Let’s get some things straight:
 The 2nd Amendment is not absolute. Even Conservative Supreme Court Justice Anton Scalia said in a 2008 opinion that there can be reasonable regulation of gun ownership. Scalia said: “Nothing in our opinion should be taken to cast doubt on longstanding prohibitions on the possession of firearms by felons and the mentally ill, or laws forbidding the carrying of firearms in sensitive places such as schools and government buildings, or laws imposing conditions and qualifications on the commercial sale of arms.”
 
Most Americans recognize the right of citizens to own weapons for hunting or for self-protection and are not advocating confiscation of weapons.
 
A gun is not a religious object. It is a piece of steel that can be used for sport or for killing.
 
In many cases, it’s easier to purchase a gun with fewer restrictions than citizens face applying for a driver’s license, a license for a car (for which you need proof of insurance) or for private health insurance for that matter, for which you have to supply extensive medical records.
 
I’m a strong believer in the 1st Amendment right to free speech. But you can’t yell “fire” in a crowded theater.
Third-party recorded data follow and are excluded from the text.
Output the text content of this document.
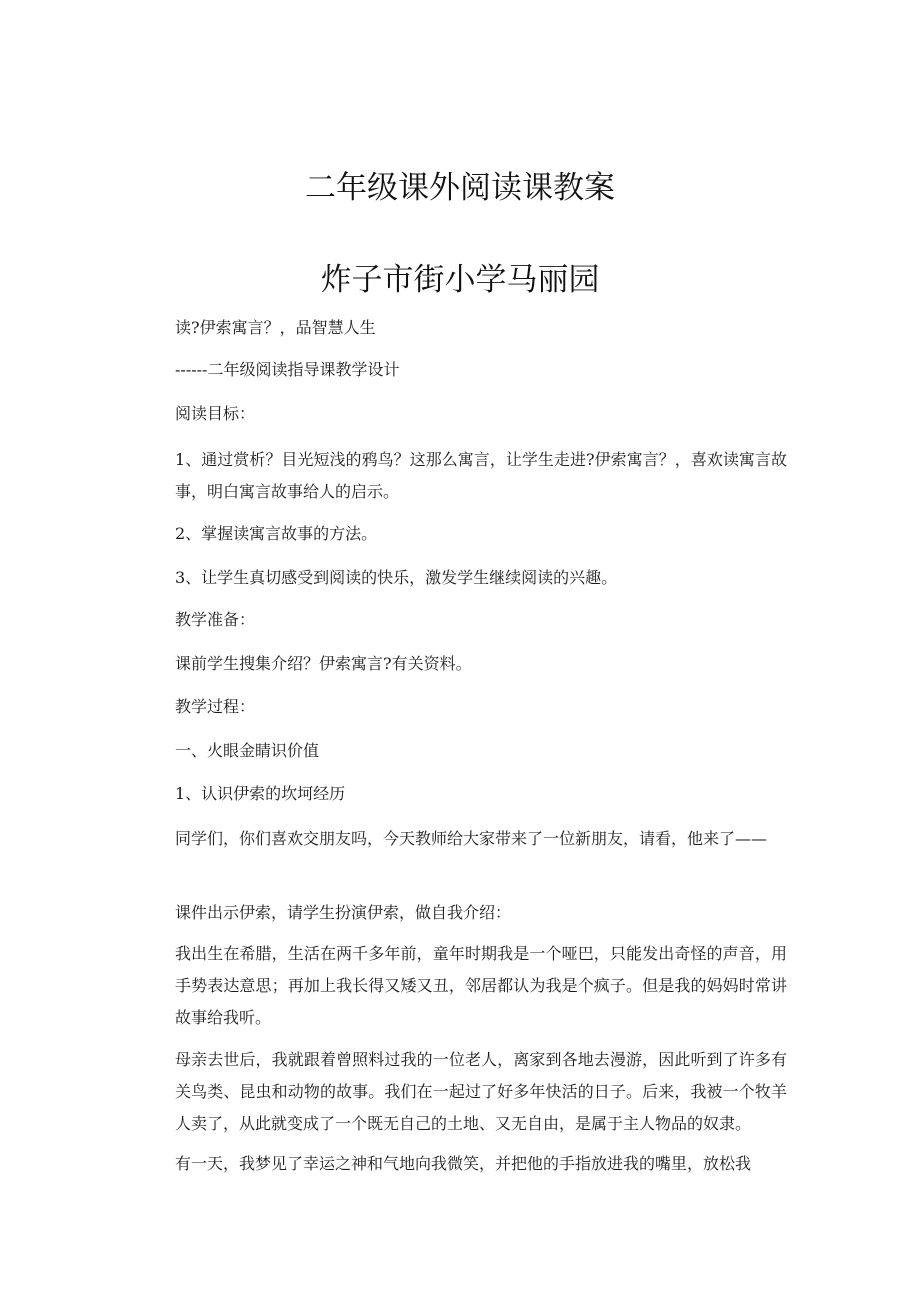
二年级课外阅读课教案
炸子市街小学马丽园
读?伊索寓言？，品智慧人生
------二年级阅读指导课教学设计
阅读目标：
1、通过赏析？目光短浅的鸦鸟？这那么寓言，让学生走进?伊索寓言？，喜欢读寓言故事，明白寓言故事给人的启示。
2、掌握读寓言故事的方法。
3、让学生真切感受到阅读的快乐，激发学生继续阅读的兴趣。
教学准备：
课前学生搜集介绍？伊索寓言?有关资料。
教学过程：
一、火眼金睛识价值
1、认识伊索的坎坷经历
同学们，你们喜欢交朋友吗，今天教师给大家带来了一位新朋友，请看，他来了——
课件出示伊索，请学生扮演伊索，做自我介绍：
我出生在希腊，生活在两千多年前，童年时期我是一个哑巴，只能发出奇怪的声音，用手势表达意思；再加上我长得又矮又丑，邻居都认为我是个疯子。但是我的妈妈时常讲故事给我听。
母亲去世后，我就跟着曾照料过我的一位老人，离家到各地去漫游，因此听到了许多有关鸟类、昆虫和动物的故事。我们在一起过了好多年快活的日子。后来，我被一个牧羊人卖了，从此就变成了一个既无自己的土地、又无自由，是属于主人物品的奴隶。
有一天，我梦见了幸运之神和气地向我微笑，并把他的手指放进我的嘴里，放松我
The 2nd Amendment shouldn’t enable a gunman to fire his weapon in a crowded theater either.
 
I hope that our state legislators and our Congress people in Washington, D.C., pay more attention to what Giffords and her husband Mark Kelly are saying, as well as to what the polls are saying, and less attention to the NRA and its supporters. We need to reign in gun violence. Certainly a universal background check is not an undue burden on gun purchasers. Listen to what Kelly, himself a gun owner, said at that same hearing in Washington:
 
“Our rights are paramount, but our responsibilities are serious and as a nation we are not taking responsibility for the gun rights our founding fathers conferred upon us.”